Maybe some good news was just what Blake needed to help him forget about his anger for a while. She hated that he hadn’t spoken to her during the car ride, but she refused to give up hope of establishing a relationship with her son. They were together, and she could ride for a long time on the adrenaline of that answered prayer.
“Blake? What do you think?” Mark pressed again.

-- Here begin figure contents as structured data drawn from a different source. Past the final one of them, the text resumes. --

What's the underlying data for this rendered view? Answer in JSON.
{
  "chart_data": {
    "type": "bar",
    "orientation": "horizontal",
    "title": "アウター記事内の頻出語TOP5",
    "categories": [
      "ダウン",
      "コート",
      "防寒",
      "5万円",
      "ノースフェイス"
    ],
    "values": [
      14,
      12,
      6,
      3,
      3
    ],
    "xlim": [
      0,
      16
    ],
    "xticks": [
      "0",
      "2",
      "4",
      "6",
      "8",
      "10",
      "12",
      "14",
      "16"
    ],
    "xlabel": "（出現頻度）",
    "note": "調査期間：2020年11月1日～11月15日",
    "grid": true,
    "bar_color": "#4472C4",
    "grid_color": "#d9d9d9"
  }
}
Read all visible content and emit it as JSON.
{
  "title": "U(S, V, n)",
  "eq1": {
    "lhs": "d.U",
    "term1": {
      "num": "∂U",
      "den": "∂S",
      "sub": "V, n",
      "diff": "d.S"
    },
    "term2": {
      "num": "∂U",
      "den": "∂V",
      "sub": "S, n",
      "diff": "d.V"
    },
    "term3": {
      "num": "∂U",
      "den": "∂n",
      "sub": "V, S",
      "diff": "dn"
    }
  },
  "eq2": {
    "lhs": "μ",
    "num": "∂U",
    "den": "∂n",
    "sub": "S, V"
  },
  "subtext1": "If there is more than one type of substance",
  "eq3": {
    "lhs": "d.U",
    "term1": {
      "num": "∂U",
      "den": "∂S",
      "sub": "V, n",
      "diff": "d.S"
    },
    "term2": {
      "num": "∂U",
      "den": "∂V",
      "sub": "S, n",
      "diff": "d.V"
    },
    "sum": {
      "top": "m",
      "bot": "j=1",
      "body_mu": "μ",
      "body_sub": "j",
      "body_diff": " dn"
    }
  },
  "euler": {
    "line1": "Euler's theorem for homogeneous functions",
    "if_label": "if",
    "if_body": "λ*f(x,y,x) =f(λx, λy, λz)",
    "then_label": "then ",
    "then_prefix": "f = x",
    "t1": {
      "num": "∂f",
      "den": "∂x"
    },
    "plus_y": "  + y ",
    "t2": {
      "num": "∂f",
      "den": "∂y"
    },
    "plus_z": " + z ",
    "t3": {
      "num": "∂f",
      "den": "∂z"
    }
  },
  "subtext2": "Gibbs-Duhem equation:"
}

Whatever Mark had planned to say had him grinning at Blake, but when the boy didn’t look up, he turned that smile Shannon’s way. Her breath caught. Though she’d noticed the trooper’s straight white teeth when he’d spoken earlier, she couldn’t imagine now how she’d missed those dimples. And for that matter, how had she failed to notice those intense, dark eyes that seemed to see straight through a person? Even women like her, who’d sworn off men, and those with as much on their minds as she had today couldn’t avoid noticing such appealing scenery.
“The bad.”
It was Blake’s voice that startled her this time. Instantly, she was ashamed. After waiting so long to be reunited with her child, what kind of mother was she to allow her attention to be drawn away from him, even for a second? With her son blaming her for his life after the adoption and with her girls feeling betrayed that she’d kept her secret, she had no time for other distractions. Particularly a man.
“Why the bad first?” Mark wanted to know.
But Shannon suspected she knew why, and that only made the braid of ache inside of her stomach twist tighter. Someone who’d experienced as much bad news as Blake had couldn’t trust anything masquerading as good news.
Mark closed his notebook. “Okay, the bad news. Your foster parents reported you as a runaway, which adds to a pretty impressive juvenile record. And because you did run, they have refused to let you return there. You’ll be a bad example for their other foster children.”
“No big loss.”
“No big loss?” Mark repeated his words.
Blake lifted a bony shoulder but didn’t look up from his hands. “Is that it?”